The second single is the album’s lead-off track, a spry number called “Hide The Wine’, a measure the singer takes in order to better resist lustful temptation. Carly is a wine buff, professing her love of Cabernet, and there’s a t-shirt on her website shop that offers a grape-infused regimen: Wine. Write. Wine. Workout. Wine. She breaks the seal of another beverage on ‘If My Name Was Whiskey’, a song that Sirius XM released before she even had a record deal. When she trots these numbers out on stage every night the memories come flooding back to her.
“Oh yeah, I even close my show every night with the Dolly Parton song ‘Nine To Five’, because I did work nine to five at Dollywood,” she says. “That always takes me back to that time in my life.
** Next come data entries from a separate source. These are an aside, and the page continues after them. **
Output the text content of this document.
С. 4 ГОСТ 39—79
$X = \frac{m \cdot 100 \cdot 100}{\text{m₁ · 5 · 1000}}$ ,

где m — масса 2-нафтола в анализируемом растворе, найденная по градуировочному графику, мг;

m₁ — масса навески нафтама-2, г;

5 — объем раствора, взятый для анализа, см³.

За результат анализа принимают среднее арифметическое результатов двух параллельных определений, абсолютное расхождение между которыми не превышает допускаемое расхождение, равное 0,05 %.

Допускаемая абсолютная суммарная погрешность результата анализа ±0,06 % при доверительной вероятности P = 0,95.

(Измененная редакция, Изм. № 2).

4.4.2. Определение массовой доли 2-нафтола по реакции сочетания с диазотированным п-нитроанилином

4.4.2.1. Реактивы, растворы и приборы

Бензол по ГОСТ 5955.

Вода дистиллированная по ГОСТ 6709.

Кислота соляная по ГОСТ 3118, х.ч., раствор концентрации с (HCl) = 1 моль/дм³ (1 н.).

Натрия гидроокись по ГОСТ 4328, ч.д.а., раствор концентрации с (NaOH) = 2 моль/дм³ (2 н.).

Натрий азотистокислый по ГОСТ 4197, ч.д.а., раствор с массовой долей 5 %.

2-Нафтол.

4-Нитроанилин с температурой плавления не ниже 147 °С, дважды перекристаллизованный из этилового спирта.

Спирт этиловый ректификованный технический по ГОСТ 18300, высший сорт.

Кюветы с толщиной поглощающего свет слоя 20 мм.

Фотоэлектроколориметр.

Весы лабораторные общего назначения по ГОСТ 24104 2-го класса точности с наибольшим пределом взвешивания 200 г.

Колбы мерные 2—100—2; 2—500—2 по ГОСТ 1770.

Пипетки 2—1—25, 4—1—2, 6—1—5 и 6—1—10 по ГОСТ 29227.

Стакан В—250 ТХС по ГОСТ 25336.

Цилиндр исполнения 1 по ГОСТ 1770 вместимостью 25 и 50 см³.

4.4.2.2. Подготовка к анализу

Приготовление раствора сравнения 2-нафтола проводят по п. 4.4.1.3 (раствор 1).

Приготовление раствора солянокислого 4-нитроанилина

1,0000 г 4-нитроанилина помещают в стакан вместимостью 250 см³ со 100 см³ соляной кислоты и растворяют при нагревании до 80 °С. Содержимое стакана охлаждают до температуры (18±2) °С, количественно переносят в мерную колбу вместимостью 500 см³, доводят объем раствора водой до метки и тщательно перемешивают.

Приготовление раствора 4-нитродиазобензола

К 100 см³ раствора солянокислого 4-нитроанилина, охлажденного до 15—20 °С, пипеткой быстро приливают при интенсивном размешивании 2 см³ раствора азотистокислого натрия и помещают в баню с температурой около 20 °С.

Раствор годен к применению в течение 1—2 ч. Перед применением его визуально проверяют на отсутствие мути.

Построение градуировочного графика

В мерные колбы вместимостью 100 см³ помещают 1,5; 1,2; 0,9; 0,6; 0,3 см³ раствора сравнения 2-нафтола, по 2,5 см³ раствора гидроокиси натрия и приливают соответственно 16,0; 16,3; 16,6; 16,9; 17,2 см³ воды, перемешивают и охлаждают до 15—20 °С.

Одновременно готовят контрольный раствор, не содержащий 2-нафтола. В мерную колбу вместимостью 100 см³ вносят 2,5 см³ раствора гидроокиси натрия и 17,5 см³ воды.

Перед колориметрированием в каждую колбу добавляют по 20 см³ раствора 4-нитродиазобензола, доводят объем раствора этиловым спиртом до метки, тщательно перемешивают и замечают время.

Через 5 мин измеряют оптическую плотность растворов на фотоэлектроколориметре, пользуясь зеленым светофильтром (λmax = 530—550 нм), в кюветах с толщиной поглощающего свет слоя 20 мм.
I Need A Ride Home takes me back to Kentucky and my grandparents. ‘Doin’ It Right’ takes me back to the stupid guys that we wrote that song about when we had too much wine. Behind each song there really is a story.”
Carly will join Brett Young on his Caliville Tour this fall.
Other Country Stuff:
B.C. born and Oakville raised Vanessa Marie Carter is about to release her first single on Universal Music. The song is called ‘Bless my Heart’ and was written by Nashville-based Hilary Lindsey (Jesus Take The Wheel, Blue Ain’t Your Colour). Vanesa won last year’s Sirius XM Emerging Artist Showcase at the Boots and Hearts Music Festival in Oro-Medonte.
Born and bred in Stony Plain Alberta, Mark Times’ self-title debut EP will drop on November 3. Creating his own brand of neo-traditional country, Mark’s first single ‘Staring Down The Barrel’, whets the appetite for his first multi-track release.
Finally, Open Spaces can’t wait for the release this week of ‘Walk Between The Rain Drops’, a full length disc by local Toronto favourite Thelonious Hank, led by the venerable Ted Hawkins on vocals and percussion. For many years Ted provided the beat for Scotty Campbell & His Wardenaires, but he’s also guested behind notables such as Prairie Oyster’s Russell deCarle and The Mavericks’ Raul Malo. If you want stone cold country, you need to look no further than this disc.